If you’re a landlord who provides heating and ventilation for your rental property, you’re responsible for maintenance. If there’s a useable fireplace, the chimney needs to be safe and regularly cleaned (check your insurance policy). It’s best to permanently block off unusable fireplaces to prevent tenants using it and to reduce draught.

Landlords are also responsible for regularly servicing ducted heating and ventilation systems.

Warm and healthy homes are good for tenants

When a home is warm and healthy, it’s less likely that tenants will suffer health problems caused by cold and damp, such as respiratory illnesses like asthma, and serious diseases like rheumatic fever. This is particularly true for children, older people, or those who already have poor health.

Warm and healthy homes are good for landlords too

Tenants are likely to stay longer in a rental property that’s warm and cheap to heat. This reduces the costs of high tenant turnover.

Tenants in a damp or cold home are more likely to suffer avoidable illness, often resulting in unplanned medical bills and time off work. Unexpected financial burdens like this may increase the risk of missed rent payments.
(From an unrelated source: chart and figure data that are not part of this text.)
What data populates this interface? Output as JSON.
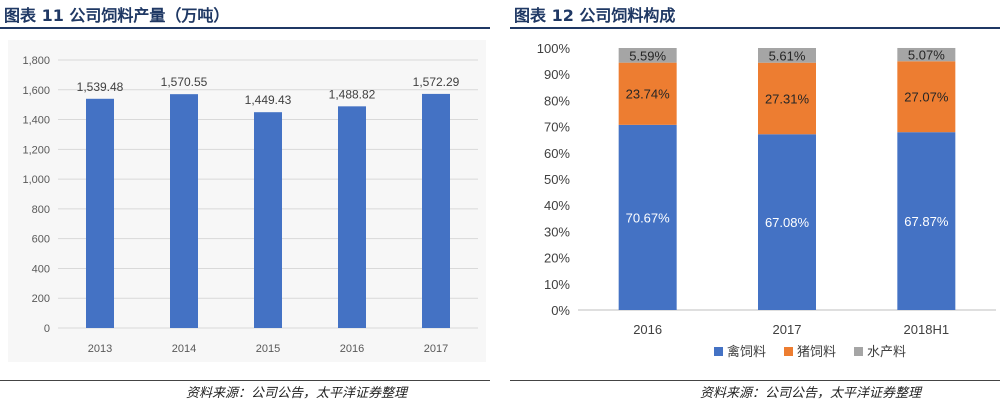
{
  "left_figure": {
    "title": "图表 11 公司饲料产量（万吨）",
    "source": "资料来源：公司公告，太平洋证券整理"
  },
  "right_figure": {
    "title": "图表 12 公司饲料构成",
    "source": "资料来源：公司公告，太平洋证券整理"
  },
  "colors": {
    "bar_blue": "#4472c4",
    "orange": "#ed7d31",
    "gray": "#a5a5a5",
    "title_navy": "#1f3864"
  },
  "chart_data": [
    {
      "type": "bar",
      "categories": [
        "2013",
        "2014",
        "2015",
        "2016",
        "2017"
      ],
      "values": [
        1539.48,
        1570.55,
        1449.43,
        1488.82,
        1572.29
      ],
      "data_labels": [
        "1,539.48",
        "1,570.55",
        "1,449.43",
        "1,488.82",
        "1,572.29"
      ],
      "ylim": [
        0,
        1800
      ],
      "yticks": [
        "0",
        "200",
        "400",
        "600",
        "800",
        "1,000",
        "1,200",
        "1,400",
        "1,600",
        "1,800"
      ],
      "grid": true
    },
    {
      "type": "bar",
      "stacked": true,
      "categories": [
        "2016",
        "2017",
        "2018H1"
      ],
      "series": [
        {
          "name": "禽饲料",
          "values": [
            70.67,
            67.08,
            67.87
          ],
          "labels": [
            "70.67%",
            "67.08%",
            "67.87%"
          ]
        },
        {
          "name": "猪饲料",
          "values": [
            23.74,
            27.31,
            27.07
          ],
          "labels": [
            "23.74%",
            "27.31%",
            "27.07%"
          ]
        },
        {
          "name": "水产料",
          "values": [
            5.59,
            5.61,
            5.07
          ],
          "labels": [
            "5.59%",
            "5.61%",
            "5.07%"
          ]
        }
      ],
      "ylim": [
        0,
        100
      ],
      "yticks": [
        "0%",
        "10%",
        "20%",
        "30%",
        "40%",
        "50%",
        "60%",
        "70%",
        "80%",
        "90%",
        "100%"
      ],
      "legend_placement": "bottom",
      "grid": false
    }
  ]
}
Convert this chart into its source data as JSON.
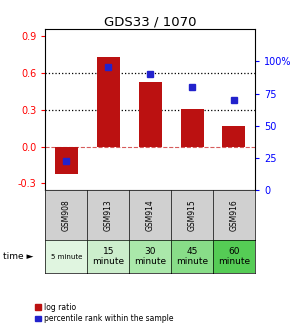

A rental property that’s well-insulated and has energy-efficient heating and appliances (such as ENERGY STAR® rated whiteware, energy-saving light bulbs, and efficient shower heads) is easier to market and can attract a higher rent.

Tips and actions

  • the simplest way to ventilate your home, even in winter, is to open the doors and windows regularly to allow fresh air in. Good ventilation is important for maintaining healthy indoor air and reducing the amount of moisture in your home will make it easier to heat.
  • extractor fans that vent to the outside are good to have in wet areas of the home such as the bathroom and kitchen to help remove damp air. Bathroom extractor fans are often connected to the light switch so that they come on automatically and go off ten minutes after the light is turned off
  • dryers vented to the outside reduce the amount of moisture released inside the house.
  • mechanical ventilation systems that source air from the outside may be a good option if tenants are out all day, and/or if the property is near a source of noise such as a busy road or airport. Some systems come with heat exchange units, which transfers the bulk of the heat from the outgoing air into the fresh air coming from the outside
  • unflued gas heaters release moisture and pollutants into the indoor air during combustion. Landlords may choose to ban the use of portable LPG cabinet heaters in the tenancy agreement
  • use this checklist from Energywise (external link) to give you an indication of how warm and comfortable a home is – the more ticks the better!

Did you know?

The World Health Organisation and New Zealand Ministry of Health recommend these
temperatures for your house:

  • A minimum of 18° during the day, or a minimum of 20° for more vulnerable groups like children, the elderly and people who are ill.
  • A minimum of 16° in your bedroom overnight.